Shareholder anger threatens Murdochs' hold on News Corp

US investors lead lawsuit to stop alleged corporate governance anomolies committed by Rupert's clan

Small shareholders and furious corporate governance campaigners in the US are stepping up their effort to shake the Murdoch family's grip on News Corp, after the British newspaper phone-hacking scandal finally spread across the Atlantic.

The crisis of the past two weeks – which swept away any immediate chance of the company's acquisition of BSkyB, forced the closure of one of its bestselling newspapers, and culminated in the departure of two of the executives closest to chairman Rupert Murdoch – has made dissident investors even more determined to rectify corporate governance anomalies that they have tolerated for years. But not any more.

A legal assault on alleged nepotism by Rupert and his son James, and dereliction of duty by the rest of the board, was first launched earlier this year after News Corp spent $615m (£381m) to buy Shine, the television production company controlled by Elisabeth, James's sister.

Mr Murdoch said when he announced the acquisition that Elisabeth would join the News Corp board after the transaction was completed, but that has not happened. News Corp will have to decide in the next few weeks if she is to be nominated as a director at the company's annual meeting in the autumn, which is expected to become a focal point for corporate governance protests.

Last week, the attorneys behind the lawsuit dramatically increased its scope, alleging that the hacking scandal would never have got out of control if the board had been able to stand up to the Murdochs.

The lead plaintiffs in the suit – being brought in Delaware, and intended to become a class action on behalf of all News Corp shareholders – are a trio of activist investors with a long history of campaigning for reforms at companies they say are being poorly run. As new developments in the hacking scandal unfolded, one of them, the Central Laborers' Pension Fund in Illinois, said that News Corp was not living up to its responsibilities to outside shareholders.

The fund's involvement was the suggestion of the campaigning law firm Bernstein Litowitz. Class action lawyers with specialised corporate governance practices look for corporate targets, and then recruit lead plaintiffs to front the lawsuit.

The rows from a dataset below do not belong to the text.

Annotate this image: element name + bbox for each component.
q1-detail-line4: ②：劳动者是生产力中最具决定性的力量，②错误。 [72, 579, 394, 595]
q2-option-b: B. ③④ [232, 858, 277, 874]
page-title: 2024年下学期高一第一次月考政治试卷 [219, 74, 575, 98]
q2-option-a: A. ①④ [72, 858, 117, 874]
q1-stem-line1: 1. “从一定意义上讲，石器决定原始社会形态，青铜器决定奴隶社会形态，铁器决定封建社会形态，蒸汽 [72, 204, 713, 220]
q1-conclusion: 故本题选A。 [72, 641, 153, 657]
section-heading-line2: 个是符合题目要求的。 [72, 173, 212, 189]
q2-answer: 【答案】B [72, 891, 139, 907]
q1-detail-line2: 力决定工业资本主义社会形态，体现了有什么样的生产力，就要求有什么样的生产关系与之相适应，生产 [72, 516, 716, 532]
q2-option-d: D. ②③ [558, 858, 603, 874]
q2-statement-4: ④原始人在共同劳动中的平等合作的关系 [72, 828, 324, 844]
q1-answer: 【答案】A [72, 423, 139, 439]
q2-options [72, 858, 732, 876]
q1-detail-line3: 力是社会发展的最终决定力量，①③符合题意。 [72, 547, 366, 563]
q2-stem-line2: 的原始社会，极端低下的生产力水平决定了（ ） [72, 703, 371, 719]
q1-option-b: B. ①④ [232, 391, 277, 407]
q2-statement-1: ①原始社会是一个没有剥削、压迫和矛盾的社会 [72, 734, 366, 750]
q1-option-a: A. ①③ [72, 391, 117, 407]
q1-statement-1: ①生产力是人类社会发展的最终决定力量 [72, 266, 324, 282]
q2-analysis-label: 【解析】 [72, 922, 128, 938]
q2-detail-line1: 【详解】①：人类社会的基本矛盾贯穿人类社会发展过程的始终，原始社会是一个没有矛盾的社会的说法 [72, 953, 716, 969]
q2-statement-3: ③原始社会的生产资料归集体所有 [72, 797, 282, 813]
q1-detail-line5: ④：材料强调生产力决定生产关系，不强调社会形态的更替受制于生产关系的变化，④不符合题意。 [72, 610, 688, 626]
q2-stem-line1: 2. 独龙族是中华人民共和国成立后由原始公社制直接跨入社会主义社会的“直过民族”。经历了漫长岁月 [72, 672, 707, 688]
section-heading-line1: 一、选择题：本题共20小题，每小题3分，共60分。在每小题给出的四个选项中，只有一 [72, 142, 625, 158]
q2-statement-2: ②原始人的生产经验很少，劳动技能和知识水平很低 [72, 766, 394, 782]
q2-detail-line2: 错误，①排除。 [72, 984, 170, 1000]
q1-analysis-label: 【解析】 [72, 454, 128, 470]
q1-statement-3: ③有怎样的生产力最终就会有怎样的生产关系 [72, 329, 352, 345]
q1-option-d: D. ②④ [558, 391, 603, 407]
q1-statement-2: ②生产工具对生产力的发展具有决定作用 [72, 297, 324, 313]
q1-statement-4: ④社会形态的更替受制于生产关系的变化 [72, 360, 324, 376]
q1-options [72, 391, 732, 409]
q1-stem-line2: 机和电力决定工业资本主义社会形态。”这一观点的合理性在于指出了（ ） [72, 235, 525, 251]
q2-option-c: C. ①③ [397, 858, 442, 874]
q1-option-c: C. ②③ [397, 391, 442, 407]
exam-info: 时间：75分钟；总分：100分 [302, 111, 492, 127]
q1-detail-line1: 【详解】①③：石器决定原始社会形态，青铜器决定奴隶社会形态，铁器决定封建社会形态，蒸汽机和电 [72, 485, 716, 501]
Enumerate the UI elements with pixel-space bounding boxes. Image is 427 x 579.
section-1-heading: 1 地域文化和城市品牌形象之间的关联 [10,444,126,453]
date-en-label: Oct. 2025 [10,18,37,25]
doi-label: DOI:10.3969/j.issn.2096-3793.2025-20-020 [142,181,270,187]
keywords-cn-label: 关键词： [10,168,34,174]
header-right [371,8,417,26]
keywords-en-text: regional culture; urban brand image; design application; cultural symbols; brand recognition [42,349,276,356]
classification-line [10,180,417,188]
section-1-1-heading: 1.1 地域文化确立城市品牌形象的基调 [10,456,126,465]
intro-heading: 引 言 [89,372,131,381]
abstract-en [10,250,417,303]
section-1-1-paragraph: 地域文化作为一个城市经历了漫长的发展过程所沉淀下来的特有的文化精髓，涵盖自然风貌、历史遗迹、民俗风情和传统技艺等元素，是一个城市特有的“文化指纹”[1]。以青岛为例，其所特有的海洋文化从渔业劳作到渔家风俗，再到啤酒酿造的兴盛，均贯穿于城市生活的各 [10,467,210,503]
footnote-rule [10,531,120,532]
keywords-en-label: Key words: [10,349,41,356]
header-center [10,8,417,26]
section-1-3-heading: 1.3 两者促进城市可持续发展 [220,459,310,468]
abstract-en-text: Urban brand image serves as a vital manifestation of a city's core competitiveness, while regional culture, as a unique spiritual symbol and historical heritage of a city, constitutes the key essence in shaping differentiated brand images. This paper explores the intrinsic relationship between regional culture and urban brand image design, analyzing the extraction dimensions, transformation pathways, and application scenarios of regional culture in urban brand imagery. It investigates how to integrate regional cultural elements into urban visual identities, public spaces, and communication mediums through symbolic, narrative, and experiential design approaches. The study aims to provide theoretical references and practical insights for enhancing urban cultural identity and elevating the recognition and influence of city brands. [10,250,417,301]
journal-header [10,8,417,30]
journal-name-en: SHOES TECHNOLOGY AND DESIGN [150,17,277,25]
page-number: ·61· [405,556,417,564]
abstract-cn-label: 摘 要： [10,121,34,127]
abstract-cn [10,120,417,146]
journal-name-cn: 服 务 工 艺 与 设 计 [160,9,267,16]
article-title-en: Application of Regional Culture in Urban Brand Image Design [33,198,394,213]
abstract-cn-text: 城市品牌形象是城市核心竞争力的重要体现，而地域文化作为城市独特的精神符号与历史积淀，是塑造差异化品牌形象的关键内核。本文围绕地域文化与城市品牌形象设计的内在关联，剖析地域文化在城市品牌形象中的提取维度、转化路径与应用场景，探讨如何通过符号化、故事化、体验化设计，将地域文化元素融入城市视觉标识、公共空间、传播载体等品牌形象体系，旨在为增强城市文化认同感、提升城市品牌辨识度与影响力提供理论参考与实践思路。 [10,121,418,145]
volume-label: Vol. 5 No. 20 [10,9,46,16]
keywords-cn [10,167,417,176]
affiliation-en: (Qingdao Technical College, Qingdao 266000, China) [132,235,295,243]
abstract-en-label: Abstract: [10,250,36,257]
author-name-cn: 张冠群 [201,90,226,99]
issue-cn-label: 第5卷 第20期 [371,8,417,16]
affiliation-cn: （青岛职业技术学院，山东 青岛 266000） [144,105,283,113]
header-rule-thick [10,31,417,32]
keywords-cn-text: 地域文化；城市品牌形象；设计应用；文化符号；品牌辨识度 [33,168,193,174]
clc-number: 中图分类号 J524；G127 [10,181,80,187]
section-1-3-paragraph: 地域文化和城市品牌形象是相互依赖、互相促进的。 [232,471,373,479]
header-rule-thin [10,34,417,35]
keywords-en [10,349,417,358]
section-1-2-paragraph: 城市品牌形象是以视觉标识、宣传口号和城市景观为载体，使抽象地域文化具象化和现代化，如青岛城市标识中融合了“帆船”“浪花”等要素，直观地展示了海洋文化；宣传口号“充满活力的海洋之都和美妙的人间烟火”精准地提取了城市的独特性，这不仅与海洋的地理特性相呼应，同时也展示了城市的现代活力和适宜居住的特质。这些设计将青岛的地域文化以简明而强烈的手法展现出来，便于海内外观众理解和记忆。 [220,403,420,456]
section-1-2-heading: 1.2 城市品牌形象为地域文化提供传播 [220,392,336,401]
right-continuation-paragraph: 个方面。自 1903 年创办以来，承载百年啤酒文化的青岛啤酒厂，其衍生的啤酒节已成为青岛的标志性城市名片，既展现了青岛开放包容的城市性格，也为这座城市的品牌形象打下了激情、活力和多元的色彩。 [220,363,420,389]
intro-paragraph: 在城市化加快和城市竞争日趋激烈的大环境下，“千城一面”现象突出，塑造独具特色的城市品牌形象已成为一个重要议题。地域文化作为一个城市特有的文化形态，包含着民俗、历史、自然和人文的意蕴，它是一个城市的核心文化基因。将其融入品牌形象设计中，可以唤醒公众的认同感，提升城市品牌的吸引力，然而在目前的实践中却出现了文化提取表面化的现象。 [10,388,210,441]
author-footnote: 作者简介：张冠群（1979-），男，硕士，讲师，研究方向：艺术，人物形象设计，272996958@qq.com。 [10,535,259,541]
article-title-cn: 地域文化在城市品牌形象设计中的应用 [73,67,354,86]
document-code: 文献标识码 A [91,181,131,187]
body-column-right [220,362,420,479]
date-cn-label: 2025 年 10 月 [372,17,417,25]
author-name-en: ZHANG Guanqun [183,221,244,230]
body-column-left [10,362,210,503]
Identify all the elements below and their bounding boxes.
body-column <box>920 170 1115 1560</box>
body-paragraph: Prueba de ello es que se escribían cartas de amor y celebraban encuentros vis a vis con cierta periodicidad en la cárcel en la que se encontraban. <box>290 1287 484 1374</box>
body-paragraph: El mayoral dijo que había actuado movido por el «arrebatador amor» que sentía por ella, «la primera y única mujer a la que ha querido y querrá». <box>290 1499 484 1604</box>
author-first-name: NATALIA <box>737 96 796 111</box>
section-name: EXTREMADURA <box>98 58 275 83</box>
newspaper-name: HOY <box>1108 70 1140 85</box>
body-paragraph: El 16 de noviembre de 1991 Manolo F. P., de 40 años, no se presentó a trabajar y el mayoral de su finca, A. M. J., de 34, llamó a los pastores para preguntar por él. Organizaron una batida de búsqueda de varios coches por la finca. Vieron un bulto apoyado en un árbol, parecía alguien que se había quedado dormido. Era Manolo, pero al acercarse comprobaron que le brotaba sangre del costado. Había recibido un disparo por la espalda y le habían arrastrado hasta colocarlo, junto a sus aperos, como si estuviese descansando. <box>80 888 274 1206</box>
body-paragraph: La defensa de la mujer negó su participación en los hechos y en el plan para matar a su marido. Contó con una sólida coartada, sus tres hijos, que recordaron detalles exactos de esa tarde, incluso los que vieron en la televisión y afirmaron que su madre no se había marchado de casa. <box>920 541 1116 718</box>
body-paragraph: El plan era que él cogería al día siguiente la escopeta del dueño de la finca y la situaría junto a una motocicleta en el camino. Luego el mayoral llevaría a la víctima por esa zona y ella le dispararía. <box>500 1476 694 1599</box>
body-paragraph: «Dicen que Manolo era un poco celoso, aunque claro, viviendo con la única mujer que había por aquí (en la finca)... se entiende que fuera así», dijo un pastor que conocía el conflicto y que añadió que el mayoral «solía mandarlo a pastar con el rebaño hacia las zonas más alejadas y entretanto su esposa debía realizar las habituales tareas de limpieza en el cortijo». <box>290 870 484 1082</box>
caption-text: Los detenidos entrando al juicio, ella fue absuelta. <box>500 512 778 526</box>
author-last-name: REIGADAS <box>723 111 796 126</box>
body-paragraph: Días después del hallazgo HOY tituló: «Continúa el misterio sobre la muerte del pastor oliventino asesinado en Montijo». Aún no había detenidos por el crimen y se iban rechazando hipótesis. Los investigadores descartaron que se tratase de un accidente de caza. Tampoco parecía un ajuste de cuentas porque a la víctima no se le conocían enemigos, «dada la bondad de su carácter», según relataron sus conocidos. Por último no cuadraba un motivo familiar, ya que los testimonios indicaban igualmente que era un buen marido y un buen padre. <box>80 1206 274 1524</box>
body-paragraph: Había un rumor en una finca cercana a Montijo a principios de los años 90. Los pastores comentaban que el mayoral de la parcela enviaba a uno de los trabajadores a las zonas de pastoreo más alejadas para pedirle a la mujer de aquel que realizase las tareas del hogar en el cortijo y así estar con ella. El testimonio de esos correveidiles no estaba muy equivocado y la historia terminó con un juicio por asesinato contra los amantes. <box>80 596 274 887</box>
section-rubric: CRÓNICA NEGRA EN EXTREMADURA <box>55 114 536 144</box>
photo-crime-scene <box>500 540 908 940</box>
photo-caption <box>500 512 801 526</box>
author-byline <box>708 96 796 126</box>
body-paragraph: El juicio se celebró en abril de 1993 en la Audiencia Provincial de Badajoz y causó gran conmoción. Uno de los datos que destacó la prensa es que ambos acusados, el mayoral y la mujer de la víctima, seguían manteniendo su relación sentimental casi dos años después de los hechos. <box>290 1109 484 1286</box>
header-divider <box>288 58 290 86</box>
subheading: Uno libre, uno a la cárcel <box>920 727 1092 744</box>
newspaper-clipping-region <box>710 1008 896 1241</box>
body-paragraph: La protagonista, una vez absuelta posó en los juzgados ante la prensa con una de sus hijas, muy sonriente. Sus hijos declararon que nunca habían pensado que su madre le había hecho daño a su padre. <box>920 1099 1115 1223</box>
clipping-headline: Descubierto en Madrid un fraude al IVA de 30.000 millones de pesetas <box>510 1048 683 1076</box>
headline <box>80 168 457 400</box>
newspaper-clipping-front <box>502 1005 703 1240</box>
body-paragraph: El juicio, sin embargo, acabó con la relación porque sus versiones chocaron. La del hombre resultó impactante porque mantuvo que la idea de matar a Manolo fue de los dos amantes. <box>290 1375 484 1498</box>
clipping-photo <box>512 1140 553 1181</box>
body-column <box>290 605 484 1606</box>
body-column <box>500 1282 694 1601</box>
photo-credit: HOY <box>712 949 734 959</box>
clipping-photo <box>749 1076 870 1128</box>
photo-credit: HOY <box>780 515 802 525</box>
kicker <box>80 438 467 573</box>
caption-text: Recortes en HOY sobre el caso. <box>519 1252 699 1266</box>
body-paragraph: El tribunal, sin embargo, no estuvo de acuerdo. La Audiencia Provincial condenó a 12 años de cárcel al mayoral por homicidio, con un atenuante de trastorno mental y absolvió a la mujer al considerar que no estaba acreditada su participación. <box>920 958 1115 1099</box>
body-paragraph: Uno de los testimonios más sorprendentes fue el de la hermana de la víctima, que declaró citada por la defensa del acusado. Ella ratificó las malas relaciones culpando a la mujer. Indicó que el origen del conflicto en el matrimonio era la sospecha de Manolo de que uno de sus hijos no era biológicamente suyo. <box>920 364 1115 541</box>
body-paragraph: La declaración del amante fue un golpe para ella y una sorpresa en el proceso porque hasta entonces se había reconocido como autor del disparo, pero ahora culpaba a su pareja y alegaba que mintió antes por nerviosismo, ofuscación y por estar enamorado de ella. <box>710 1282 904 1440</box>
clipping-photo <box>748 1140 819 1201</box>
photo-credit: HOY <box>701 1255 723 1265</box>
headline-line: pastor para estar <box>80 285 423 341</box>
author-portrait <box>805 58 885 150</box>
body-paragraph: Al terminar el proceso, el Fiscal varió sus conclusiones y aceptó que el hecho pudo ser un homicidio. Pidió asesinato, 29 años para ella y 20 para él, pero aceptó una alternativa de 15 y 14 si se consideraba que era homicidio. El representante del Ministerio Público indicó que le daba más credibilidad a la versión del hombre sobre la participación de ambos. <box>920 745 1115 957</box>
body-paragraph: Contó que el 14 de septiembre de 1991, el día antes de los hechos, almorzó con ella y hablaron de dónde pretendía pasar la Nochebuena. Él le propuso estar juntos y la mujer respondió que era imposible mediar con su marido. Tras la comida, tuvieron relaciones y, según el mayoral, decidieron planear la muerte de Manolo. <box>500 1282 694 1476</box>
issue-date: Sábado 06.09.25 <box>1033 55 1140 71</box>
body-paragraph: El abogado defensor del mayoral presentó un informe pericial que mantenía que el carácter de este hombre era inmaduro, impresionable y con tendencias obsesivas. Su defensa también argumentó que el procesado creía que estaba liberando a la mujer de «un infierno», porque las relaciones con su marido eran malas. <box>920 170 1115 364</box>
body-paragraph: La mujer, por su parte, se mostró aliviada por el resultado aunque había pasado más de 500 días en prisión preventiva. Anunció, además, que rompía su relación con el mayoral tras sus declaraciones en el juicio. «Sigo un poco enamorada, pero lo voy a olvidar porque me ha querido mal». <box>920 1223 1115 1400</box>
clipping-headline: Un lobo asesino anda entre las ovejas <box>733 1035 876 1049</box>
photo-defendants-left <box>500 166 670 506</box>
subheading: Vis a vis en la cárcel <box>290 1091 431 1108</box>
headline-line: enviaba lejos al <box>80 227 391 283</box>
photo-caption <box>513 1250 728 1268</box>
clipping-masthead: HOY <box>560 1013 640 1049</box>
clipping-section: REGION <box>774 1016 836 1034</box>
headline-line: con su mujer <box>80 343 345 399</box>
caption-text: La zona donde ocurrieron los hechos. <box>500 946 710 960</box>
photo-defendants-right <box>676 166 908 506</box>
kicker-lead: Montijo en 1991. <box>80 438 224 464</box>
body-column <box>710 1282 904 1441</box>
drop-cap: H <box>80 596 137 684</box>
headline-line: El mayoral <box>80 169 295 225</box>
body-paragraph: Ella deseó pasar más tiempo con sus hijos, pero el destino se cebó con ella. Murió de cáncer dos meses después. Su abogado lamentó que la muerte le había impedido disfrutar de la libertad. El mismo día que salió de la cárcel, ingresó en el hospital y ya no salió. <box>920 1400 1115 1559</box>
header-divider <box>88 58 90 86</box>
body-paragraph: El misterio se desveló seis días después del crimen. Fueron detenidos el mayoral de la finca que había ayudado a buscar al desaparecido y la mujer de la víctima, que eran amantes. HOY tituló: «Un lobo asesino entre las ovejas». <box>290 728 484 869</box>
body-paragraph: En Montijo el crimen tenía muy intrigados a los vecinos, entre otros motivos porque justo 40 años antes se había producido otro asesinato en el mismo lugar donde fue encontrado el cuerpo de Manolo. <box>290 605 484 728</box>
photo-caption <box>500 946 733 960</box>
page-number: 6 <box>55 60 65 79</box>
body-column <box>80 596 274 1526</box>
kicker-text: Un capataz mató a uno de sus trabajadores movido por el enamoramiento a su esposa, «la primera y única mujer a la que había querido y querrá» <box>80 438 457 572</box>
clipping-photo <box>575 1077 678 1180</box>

The Central Laborers' Pension Fund represents 500,000 building workers from 12 unions. Dan Koeppel, its executive director, said: "We review the facts of an individual case, and we act where a board is not doing what it is supposed to be doing, where they are not representing shareholders but representing one or two of the company's primary people and acting only in their best interests."

The lawsuit alleges that Mr Murdoch "habitually uses News Corp to enrich himself and his family members at the company's and its public shareholders' expense". And it goes on: "Murdoch did not even pretend that there was a valid strategic purpose for News Corp to buy Shine. Rather, Murdoch publicly proclaimed that his purpose in causing News Corp to enter into the transaction was to bring Elisabeth back to the family business and to put her on News Corp's already conflicted and dominated board of directors."

Since 2010, the board has "inexplicably" allowed Elisabeth to participate as a non-voting observer, it says, revealing the acquisition as little more than an attempt to ensure that Mr Murdoch's children are in a position to run the empire after their father.

The suit also criticises the promotion of James, now deputy chief operating officer and No 3 in the company hierarchy. Lachlan, another Murdoch son who James has displaced as heir apparent, has been paid more than $4.3m for serving on the board since 1996, plus $8m in executive compensation and $8m as a severance payment when he quit his day-to-day role at the company in 2005, it says.

The other plaintiffs are Amalgamated Bank, which manages $12bn for institutional investors and is trustee for funds that hold nearly one million News Corp shares, and the retirement fund of New Orleans's public-sector employees.

"The amended complaint documents a seemingly endless stream of self-dealing and disregard for corporate governance by News Corp's board," said Mark Lebovitch of Bernstein Litowitz. "The latest revelations serve as the final straw for News Corp shareholders, who are now fighting to keep another Murdoch family member from joining the board and perpetuating the culture that has made News Corp a family fiefdom for so long."

News Corp's large board includes political grandees, former executives from across the corporate world, and long-time employees of Mr Murdoch. The former British Airways boss Rod Eddington, as the lead non-executive director, is the formal conduit for shareholder concerns, but the company has tapped the former New York City schools boss Joel Klein, its newest – and most ostensibly independent – director, to oversee the internal investigation into the hacking scandal.

Anger at the weak board – some have been in post since the Seventies – was concentrated last year into a rebel shareholder motion demanding a say on executive pay, which was nearly passed. News Corp will post meeting materials to shareholders in a few weeks, setting out which shareholder proposals have been included on the ballot this year. The meeting is expected to be held in October.